Hardening through Elasticsearch security plugins

Empow recently released an open source Elasticsearch security plugin called Attacker Intent Search to help enterprises improve the security investigation process.

"The thing a security organization wants to look for is attacker intent," Chesla said. Attacker intent consists of hacker behaviors and goals once they infiltrate an organization. Hackers have changed up malware payloads and associated domain names in attacks to hide their activit and continue to make it harder to detect an intrusion with rudimentary pattern-matching tools.

While organizations may struggle to identify hackers' behaviors, their attack patterns tend to be more consistent. "If you can train systems to identity the patterns, then you can solve the main pain point," Chesla said.

NLP is often used to find the higher structure in a collection of words to tease out sentence, paragraph and document meaning. In the same way, Chesla said he believes it can also find the deeper pattern in log events from hackers, even when the stages of an attack are spread out over longer periods.

This example of an Elasticsearch security plugin also creates much simpler rule sets because there are far fewer patterns of intent than malware variants. "You can think of it as a story of the attacker, and the sentences in the story are those signals we can classify into intents in order to understand it," Chesla said.

After an attack is detected, security analysts can look to find systems that have already been infiltrated and identify which ones might be next.
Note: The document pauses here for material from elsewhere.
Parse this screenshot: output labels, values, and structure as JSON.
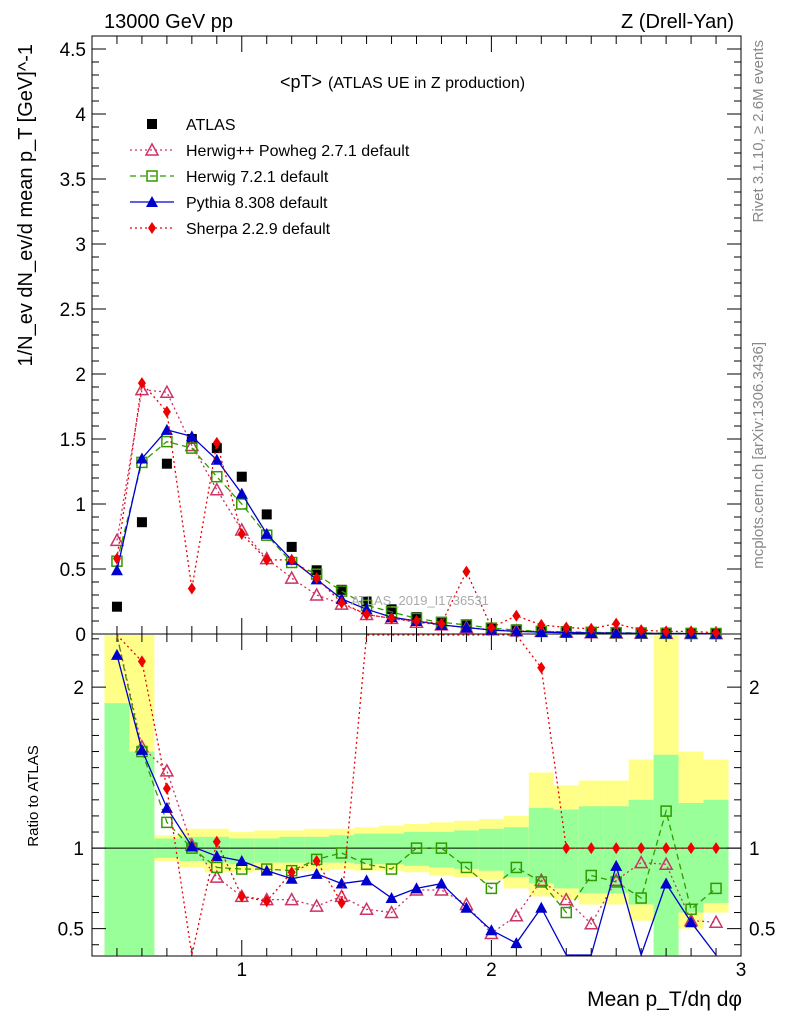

With this tool's automation process, it's easier to search though security threat reports that might be associated with a particular attack and add updates to these reports if required.

Weave search services into apps

Shay Banon, CEO at Elastic, expects to see more tools that make it easier for developers to implement common use cases. As recently as a few years ago, the only way to add a search feature to a website required an on-premises Elasticsearch installation and an index created via webpage crawl. Then, developers had to figure out how to ingest API calls to Elasticsearch and perform relevancy tuning.

Now, services such as Swiftype, which was recently purchased by Elastic, enable developers to simply register a domain name. Developers can then weave search results into other apps with a code snippet in their server apps. Down the road, Banon also expects Elastic to see similar types of services for logging, metrics, application performance management and security.